November 16th, 2010 at 3:19 am
really interesting and elegant I think, this solution would have been great in the past for some companies where I worked with GBs of data in initialization… (actually even only the fread and data layout optimization is a great improvement in some cases). anyway I never had the opportunity to do that kind of changes
November 17th, 2010 at 12:59 am
First of all, good article – this is a good use of mmap() to speed up your code. Mmap has a lot of great uses, thanks for pointing this out.
However, I’m fairly certain the speedup does not come from “zero copy” – I believe mmap simply modifies the page tables for your process such that you fault on first access to a page. Then the kernel fault handler initiates a block transfer from the device into the page cache, and updates your page table entry to point to the (cached) data from the storage device.
Rather, the speedup comes from removing the plethora of system calls (fread) and replacing it with a fault.
So it’s not so much zero copy as it is less software overhead.
Great post, happy coding
November 17th, 2010 at 8:46 am
Ok, so please ignore my stupid comment above… I see now why you’re calling it a zero copy operation. Mmap’d pages aren’t copied from the page cache into the processes stack or heap, so you are correct there is less copying. The data is read from device (except for XIP-capable block devices and hardware, such as NOR) and copied into the page cache, so the “zero copy” tripped me up.

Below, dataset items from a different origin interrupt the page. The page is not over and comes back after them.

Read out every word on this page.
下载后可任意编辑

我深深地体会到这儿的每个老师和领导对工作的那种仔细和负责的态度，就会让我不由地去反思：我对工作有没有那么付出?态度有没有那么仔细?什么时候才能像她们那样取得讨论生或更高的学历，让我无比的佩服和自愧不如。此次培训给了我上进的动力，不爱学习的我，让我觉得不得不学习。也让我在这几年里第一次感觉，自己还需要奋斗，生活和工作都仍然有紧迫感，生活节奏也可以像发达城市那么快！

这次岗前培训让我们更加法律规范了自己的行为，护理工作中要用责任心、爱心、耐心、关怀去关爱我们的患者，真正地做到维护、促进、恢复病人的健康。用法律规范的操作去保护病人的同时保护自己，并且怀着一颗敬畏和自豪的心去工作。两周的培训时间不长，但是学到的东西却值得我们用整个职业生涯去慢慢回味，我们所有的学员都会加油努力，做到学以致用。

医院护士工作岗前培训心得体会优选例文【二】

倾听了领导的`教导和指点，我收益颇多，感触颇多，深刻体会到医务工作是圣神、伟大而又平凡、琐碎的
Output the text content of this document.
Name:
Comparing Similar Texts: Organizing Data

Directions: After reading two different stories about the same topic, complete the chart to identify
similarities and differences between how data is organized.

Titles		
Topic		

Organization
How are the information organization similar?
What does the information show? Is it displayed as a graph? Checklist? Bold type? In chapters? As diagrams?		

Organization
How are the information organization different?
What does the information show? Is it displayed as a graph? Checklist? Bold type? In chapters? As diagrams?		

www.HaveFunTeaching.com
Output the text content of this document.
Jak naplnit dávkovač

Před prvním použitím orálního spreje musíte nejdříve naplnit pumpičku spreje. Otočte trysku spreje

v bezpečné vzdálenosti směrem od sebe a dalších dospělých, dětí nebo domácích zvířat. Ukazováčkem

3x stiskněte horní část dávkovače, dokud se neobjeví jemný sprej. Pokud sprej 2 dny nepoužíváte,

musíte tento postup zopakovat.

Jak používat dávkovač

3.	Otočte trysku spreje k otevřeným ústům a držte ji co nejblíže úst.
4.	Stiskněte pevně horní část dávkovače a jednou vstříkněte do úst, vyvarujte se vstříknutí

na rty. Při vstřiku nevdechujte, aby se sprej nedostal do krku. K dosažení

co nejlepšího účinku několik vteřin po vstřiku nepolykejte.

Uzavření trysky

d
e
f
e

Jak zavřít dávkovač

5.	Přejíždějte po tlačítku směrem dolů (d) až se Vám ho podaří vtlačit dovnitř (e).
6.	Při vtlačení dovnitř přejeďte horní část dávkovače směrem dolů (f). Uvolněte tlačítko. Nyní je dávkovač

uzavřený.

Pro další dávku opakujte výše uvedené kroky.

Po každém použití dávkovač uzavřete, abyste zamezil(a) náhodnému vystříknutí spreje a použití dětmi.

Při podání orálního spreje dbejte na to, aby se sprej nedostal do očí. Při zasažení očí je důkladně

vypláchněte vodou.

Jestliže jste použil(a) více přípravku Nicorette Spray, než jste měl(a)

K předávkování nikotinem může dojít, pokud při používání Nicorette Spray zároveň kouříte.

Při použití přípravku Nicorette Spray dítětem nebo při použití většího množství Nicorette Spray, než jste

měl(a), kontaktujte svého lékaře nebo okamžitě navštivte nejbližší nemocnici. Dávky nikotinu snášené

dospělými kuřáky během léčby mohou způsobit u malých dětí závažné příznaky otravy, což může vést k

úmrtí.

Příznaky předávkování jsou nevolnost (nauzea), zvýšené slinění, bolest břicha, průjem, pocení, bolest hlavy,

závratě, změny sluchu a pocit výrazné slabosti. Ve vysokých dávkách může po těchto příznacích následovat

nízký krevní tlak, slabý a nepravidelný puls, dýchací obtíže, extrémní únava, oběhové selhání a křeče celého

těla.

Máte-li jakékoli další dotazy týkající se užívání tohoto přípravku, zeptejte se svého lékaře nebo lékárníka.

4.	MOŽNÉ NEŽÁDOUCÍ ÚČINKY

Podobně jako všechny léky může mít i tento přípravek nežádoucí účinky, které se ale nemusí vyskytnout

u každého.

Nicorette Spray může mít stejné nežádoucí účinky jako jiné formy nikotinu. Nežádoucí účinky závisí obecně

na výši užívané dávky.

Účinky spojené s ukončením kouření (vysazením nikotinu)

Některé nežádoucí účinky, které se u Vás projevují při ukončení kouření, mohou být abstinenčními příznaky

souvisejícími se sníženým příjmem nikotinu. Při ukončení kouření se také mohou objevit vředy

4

As you pointed out, another reason people use mmap is because it’s a simpler software interface. You can treat files like a chunk of memory, and let the OS worry about the IO behind the scenes. Beyond the obvious performance implications, it means your software can be simpler – you don’t have to use fread/fwrite, or (gasp) async IO
Great post, keep ‘em coming
November 26th, 2010 at 11:06 am
It’s quite off-topic, but sometimes the input file needs to be ASCII. For example, consider a file where each line is made of the same number of fields of various types (int, float, string…) printed in ASCII.
Could similar techniques be used to speed-up the load of such a file ?
December 7th, 2010 at 9:45 am
The downside is that the data files will not be very portable to processors/compilers with different endianess or alignment requirements.